Date of Award

Fall 2019

Document Type


Degree Name

Doctor of Philosophy (PhD)


Educational Foundations & Leadership


Higher Education

Committee Director

Chris R. Glass

Committee Member

Kim Bullington Sibson

Committee Member

Jason Lynch


Strengthening Wellness for Food Insecure Students; Altruism, Spirituality and Academic Performance is a quantitative methods study using a mediated analysis with structural equation modeling to test the extent to which wellness dimensions mediate the relationship between food insecurity and student grade point average. Student food insecurity is a growing concern at higher education institutions across the United States (Cady, 2014; Goldrick-Rab & Cook, 2011; Maroto, Snelling & Linck, 2015) with food insecurity rates ranging from 14% to 59% in recent studies (Freudenberg, Manzo, Jones, Kwan, Tsui & Gagnon, 2011; Patton-Lopez, Lopez-Cevallos, Cancel-Tirado & Vazquez, 2014). This phenomenon on college campuses is also reporting negative impacts on students’ wellness (El Zein, 2017a; Gallegos, Ramsey & Ong, 2014) and academic performance (El Zein, 2017a; Maroto, Snelling & Linck, 2015). While higher education institutions have begun to address this concern with food pantries and social services, the purpose of this study is to examine the role of student wellness in the relationship between food insecurity and academic performance.

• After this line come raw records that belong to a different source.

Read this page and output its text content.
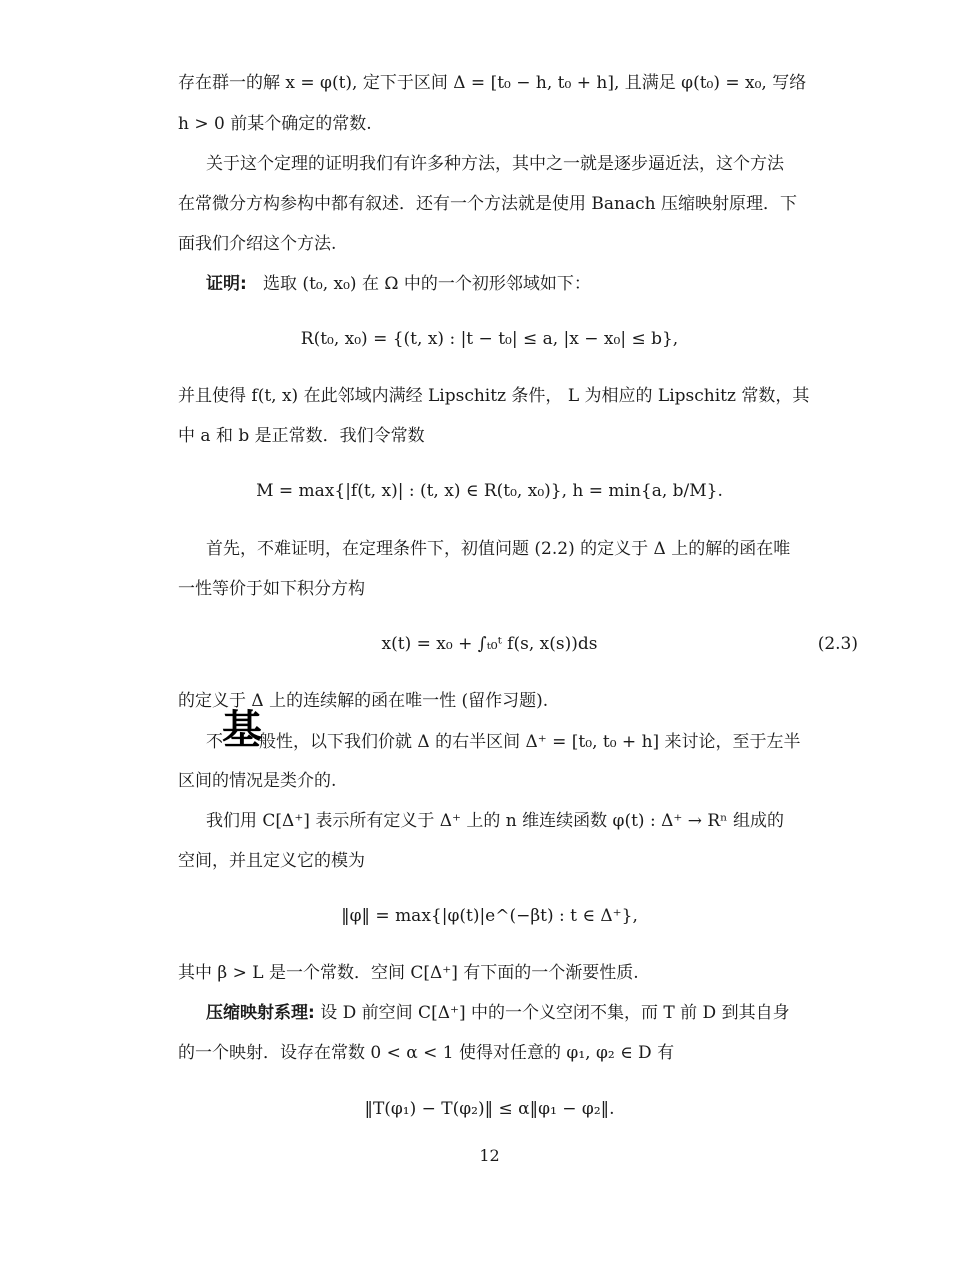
存在群一的解 x = φ(t), 定下于区间 Δ = [t₀ − h, t₀ + h], 且满足 φ(t₀) = x₀, 写络
h > 0 前某个确定的常数.
关于这个定理的证明我们有许多种方法，其中之一就是逐步逼近法，这个方法
在常微分方构参构中都有叙述．还有一个方法就是使用 Banach 压缩映射原理．下
面我们介绍这个方法.
证明: 选取 (t₀, x₀) 在 Ω 中的一个初形邻域如下：
R(t₀, x₀) = {(t, x) : |t − t₀| ≤ a, |x − x₀| ≤ b},
并且使得 f(t, x) 在此邻域内满经 Lipschitz 条件， L 为相应的 Lipschitz 常数，其
中 a 和 b 是正常数．我们令常数
M = max{|f(t, x)| : (t, x) ∈ R(t₀, x₀)}, h = min{a, b/M}.
首先，不难证明，在定理条件下，初值问题 (2.2) 的定义于 Δ 上的解的函在唯
一性等价于如下积分方构
x(t) = x₀ + ∫ₜ₀ᵗ f(s, x(s))ds	(2.3)
的定义于 Δ 上的连续解的函在唯一性 (留作习题).
不 般性，以下我们价就 Δ 的右半区间 Δ⁺ = [t₀, t₀ + h] 来讨论，至于左半
基
区间的情况是类介的.
我们用 C[Δ⁺] 表示所有定义于 Δ⁺ 上的 n 维连续函数 φ(t) : Δ⁺ → Rⁿ 组成的
空间，并且定义它的模为
‖φ‖ = max{|φ(t)|e^(−βt) : t ∈ Δ⁺},
其中 β > L 是一个常数．空间 C[Δ⁺] 有下面的一个渐要性质.
压缩映射系理: 设 D 前空间 C[Δ⁺] 中的一个义空闭不集，而 T 前 D 到其自身
的一个映射．设存在常数 0 < α < 1 使得对任意的 φ₁, φ₂ ∈ D 有
‖T(φ₁) − T(φ₂)‖ ≤ α‖φ₁ − φ₂‖.
12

The methodological approach for this study includes a mediation analysis with structural equation modeling as well as an exploratory factor analysis which determined factor loadings for items related to the nine dimensions of wellness in the study: social, emotional, physical, financial, occupational, environmental, cultural, spiritual, and intellectual. Findings from the study identify 48% of the sample report some type of food insecurity within the last twelve months. The study also presents a comprehensive model demonstrating the relationship between wellness, food security, and grade point average. The outcomes from the model include the identification of four core wellness dimensions: socioemotional, altruism, spiritual, and physical (diet and exercise), which are mediated by academic/career wellness for predicting grade point average outcomes. In addition, food security is also reported as correlating with financial stress and substance use. Implications for higher education practitioners, policymakers, and future research are discussed.